Alternatively, if Labour were to win the next election, which could turn out to be before May 2015 if the Act were repealed, would Jack Straw MP (or possibly Baron Straw of Somewhere-in-Essex) be a member of Miliband’s Cabinet? In this case Brentwood School could keep its position ahead of Eton College for years - which would be a fitting memorial to the post-war educational experiment of the direct-grant grammar schools. Their entry was, of course, based on intellectual ability (in the admittedly flawed 11+ exams) rather than on parental ability to pay. So not so startling that one of them, in the decades after their abolition, should have educated top politicians in both main parties. And splendidly ironic if the record stands because of an indiscretion by a Labour OE who happened to be Chancellor of the Exchequer at the time the direct-grant system came into being!
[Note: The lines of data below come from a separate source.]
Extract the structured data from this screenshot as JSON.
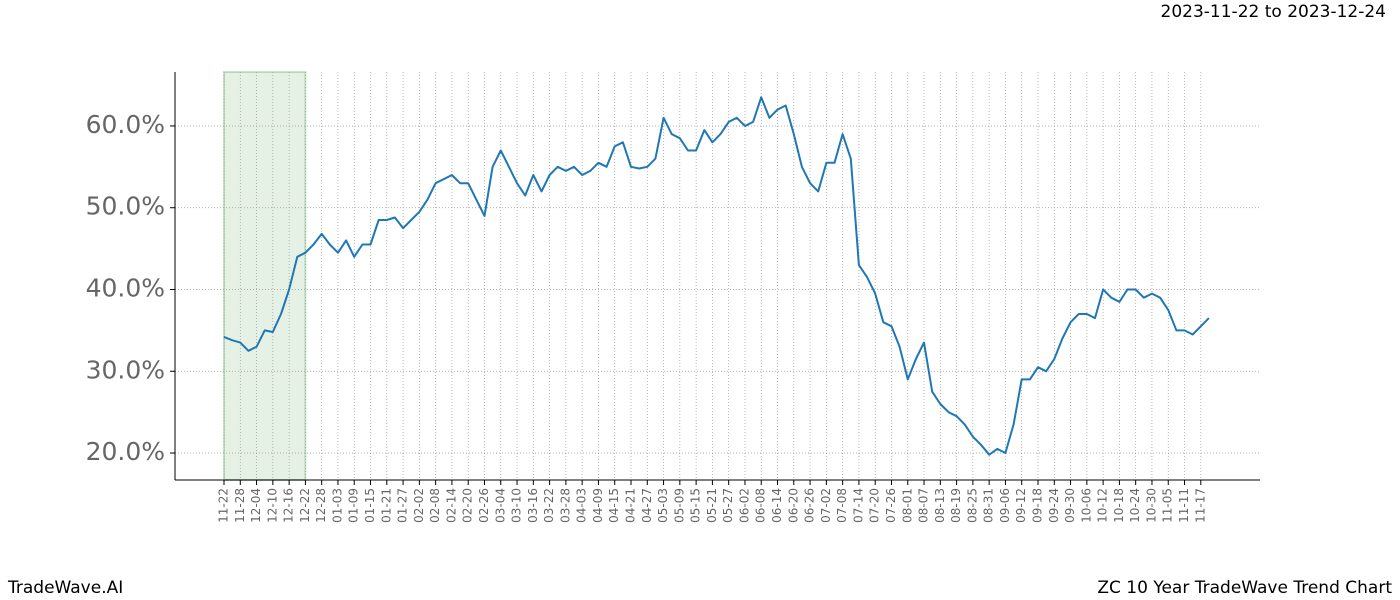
{
  "chart_data": {
    "type": "line",
    "title": "ZC 10 Year TradeWave Trend Chart",
    "date_range": "2023-11-22 to 2023-12-24",
    "brand": "TradeWave.AI",
    "categories": [
      "11-22",
      null,
      "11-28",
      null,
      "12-04",
      null,
      "12-10",
      null,
      "12-16",
      null,
      "12-22",
      null,
      "12-28",
      null,
      "01-03",
      null,
      "01-09",
      null,
      "01-15",
      null,
      "01-21",
      null,
      "01-27",
      null,
      "02-02",
      null,
      "02-08",
      null,
      "02-14",
      null,
      "02-20",
      null,
      "02-26",
      null,
      "03-04",
      null,
      "03-10",
      null,
      "03-16",
      null,
      "03-22",
      null,
      "03-28",
      null,
      "04-03",
      null,
      "04-09",
      null,
      "04-15",
      null,
      "04-21",
      null,
      "04-27",
      null,
      "05-03",
      null,
      "05-09",
      null,
      "05-15",
      null,
      "05-21",
      null,
      "05-27",
      null,
      "06-02",
      null,
      "06-08",
      null,
      "06-14",
      null,
      "06-20",
      null,
      "06-26",
      null,
      "07-02",
      null,
      "07-08",
      null,
      "07-14",
      null,
      "07-20",
      null,
      "07-26",
      null,
      "08-01",
      null,
      "08-07",
      null,
      "08-13",
      null,
      "08-19",
      null,
      "08-25",
      null,
      "08-31",
      null,
      "09-06",
      null,
      "09-12",
      null,
      "09-18",
      null,
      "09-24",
      null,
      "09-30",
      null,
      "10-06",
      null,
      "10-12",
      null,
      "10-18",
      null,
      "10-24",
      null,
      "10-30",
      null,
      "11-05",
      null,
      "11-11",
      null,
      "11-17",
      null
    ],
    "values": [
      34.2,
      33.8,
      33.5,
      32.5,
      33,
      35,
      34.8,
      37,
      40,
      44,
      44.5,
      45.5,
      46.8,
      45.5,
      44.5,
      46,
      44,
      45.5,
      45.5,
      48.5,
      48.5,
      48.8,
      47.5,
      48.5,
      49.5,
      51,
      53,
      53.5,
      54,
      53,
      53,
      51,
      49,
      55,
      57,
      55,
      53,
      51.5,
      54,
      52,
      54,
      55,
      54.5,
      55,
      54,
      54.5,
      55.5,
      55,
      57.5,
      58,
      55,
      54.8,
      55,
      56,
      61,
      59,
      58.5,
      57,
      57,
      59.5,
      58,
      59,
      60.5,
      61,
      60,
      60.5,
      63.5,
      61,
      62,
      62.5,
      59,
      55,
      53,
      52,
      55.5,
      55.5,
      59,
      56,
      43,
      41.5,
      39.5,
      36,
      35.5,
      33,
      29,
      31.5,
      33.5,
      27.5,
      26,
      25,
      24.5,
      23.5,
      22,
      21,
      19.8,
      20.5,
      20,
      23.5,
      29,
      29,
      30.5,
      30,
      31.5,
      34,
      36,
      37,
      37,
      36.5,
      40,
      39,
      38.5,
      40,
      40,
      39,
      39.5,
      39,
      37.5,
      35,
      35,
      34.5,
      35.5,
      36.5
    ],
    "color": "#1f77b4",
    "ylim": [
      16.7,
      66.6
    ],
    "yticks": [
      {
        "value": 20,
        "label": "20.0%"
      },
      {
        "value": 30,
        "label": "30.0%"
      },
      {
        "value": 40,
        "label": "40.0%"
      },
      {
        "value": 50,
        "label": "50.0%"
      },
      {
        "value": 60,
        "label": "60.0%"
      }
    ],
    "grid": true,
    "shade_from": "11-22",
    "shade_to": "12-22",
    "shade_color": "#2e8b2e"
  }
}
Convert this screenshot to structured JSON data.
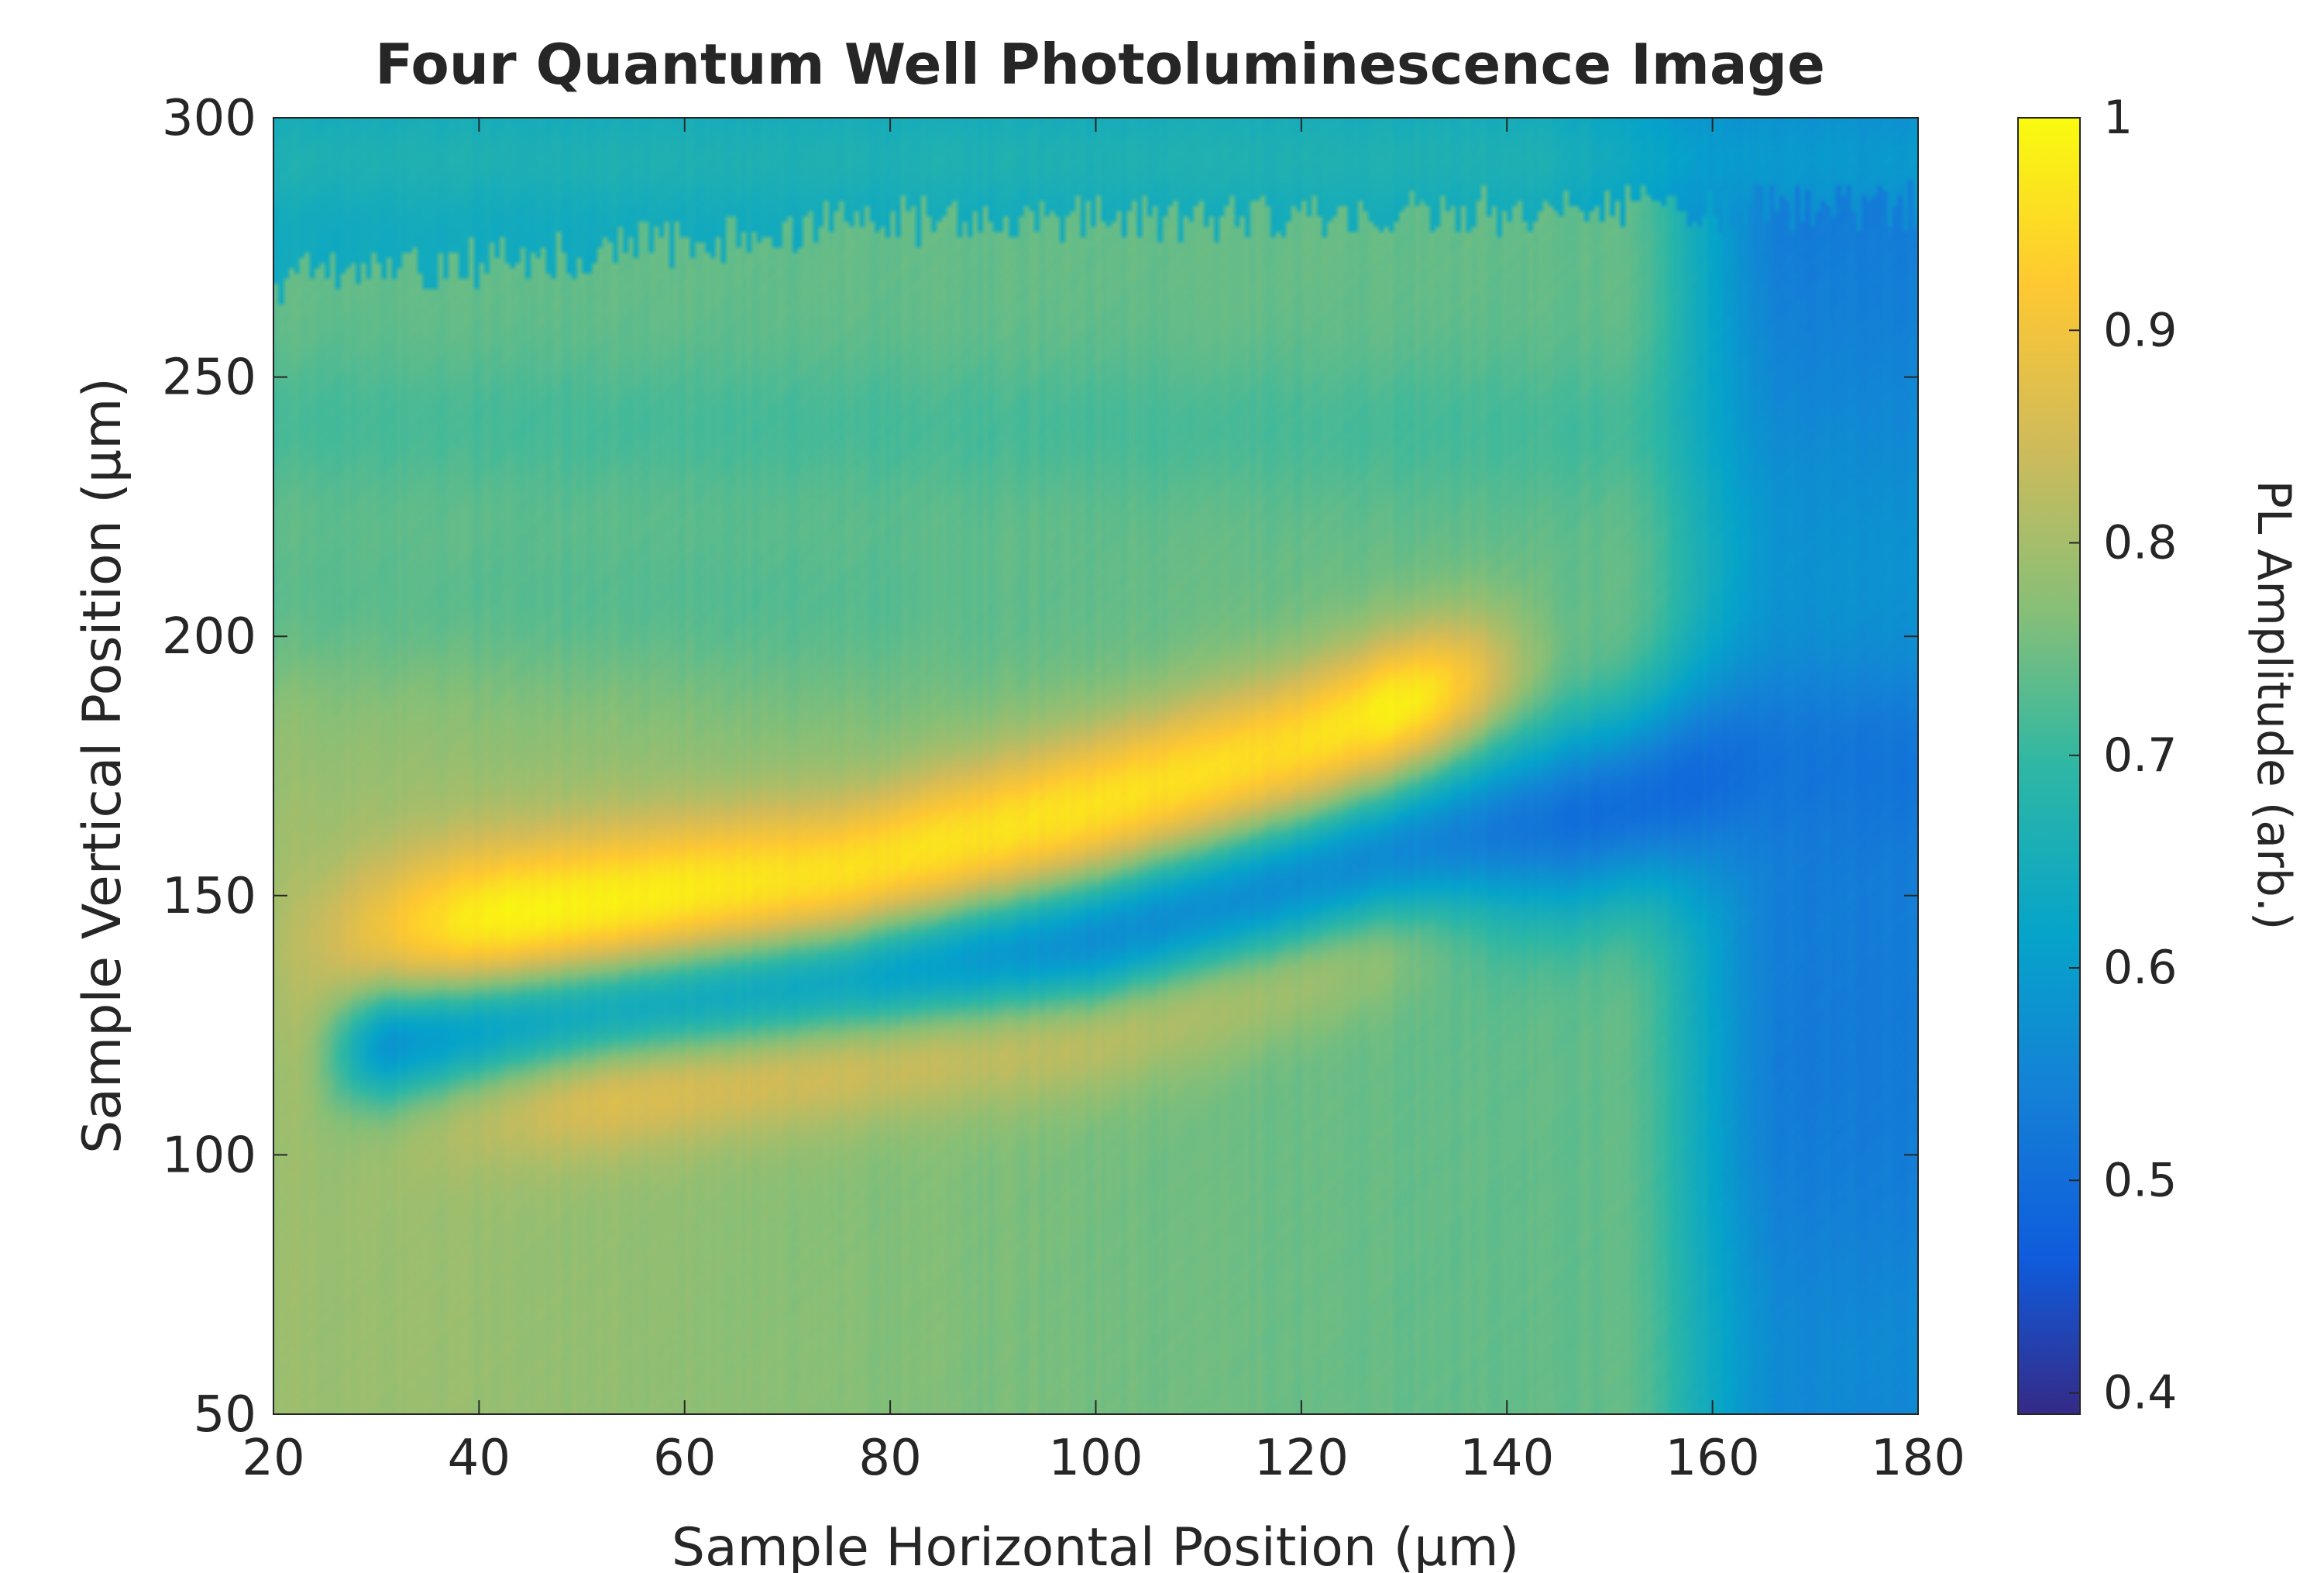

Two final points. Firstly, it’s just as well that not many people read this blog, or I might have consigned Andrew Lansley to the backbenches at the next reshuffle! Secondly, examination of the educational backgrounds of Labour Cabinet members up to 1945 revealed that more than might be expected had been to Winchester and Rugby. The absence of alumni of the former in particular from the top of current politics is intriguing.

18 JULY 2014

Oh, dear!  On 14 July Andrew Lansley left the coalition Cabinet as part of Cameron's removal of the "male, stale and pale" from the front rank of Tory ministers in the months remaining before the election. Floreat Etona, of course.


  1. But did not Hugh Dalton (1887-1962), the Labour Chancellor of the Exchequer succeeded by Cripps, attend Eton? (David Martin)

    1. Please see the Addendum dated 22 November.

  2. "Was there another Etonian in the Attlee cabinet? – I suspect not!" Yet indeed there was: Lord Pakenham, later better known as Lord Longford, appointed as Minister of Civil Aviation, with a seat in the Cabinet, on 31 May 1948. In the post-election reshuffle of February 1950 he retained the post but left the Cabinet, possibly to allow Dalton, who left the Duchy of Lancaster and became Minister of Town & Country Planning, to keep his Cabinet seat. But as you allowed for the eventuality of Dalton remaining in the Cabinet until the end of the Labour government in October 1951, the main Eton College/Brentwood School point is perhaps unaffected. (DM)

  3. Thank you once again for your comments. Clearly I should have said "hope" not "suspect"! I have now replaced the original post and hope that the conclusion remains robust.

  4. Before making any comment, I should have checked more systematically, but forgive a third amendment.
    From the formation of Attlee’s government until April 1947 Lord Pethick-Lawrence (1871-1961), an OE, was in the Cabinet as Secretary of State for India and Burma. He was succeeded by the Earl of Listowel (1906–1997), who, according to the ODNB, ‘became a socialist during his schooldays at Eton College, having been deeply affected by the sight of ragged children playing barefoot in the street near Bryanston Square.’ He remained in the Cabinet until January 1948 when Burma became an independent republic.
    Compared with earlier and more recent Cabinets, the ministers Attlee presided over had a very wide range of social, political and economic experiences. Incidentally, after Tam Dalyell, who is mentioned as a Labour MP and OE, left the Commons the only Labour OE was Mark Fisher, who sat for Stoke from 1983 to 2010 and was Arts minister in Blair’s first government until he showed himself to be too independent-minded.

    1. Again, many thanks and I have updated the Table accordingly. Eton's sense of noblesse oblige seems to have waned in the last half century.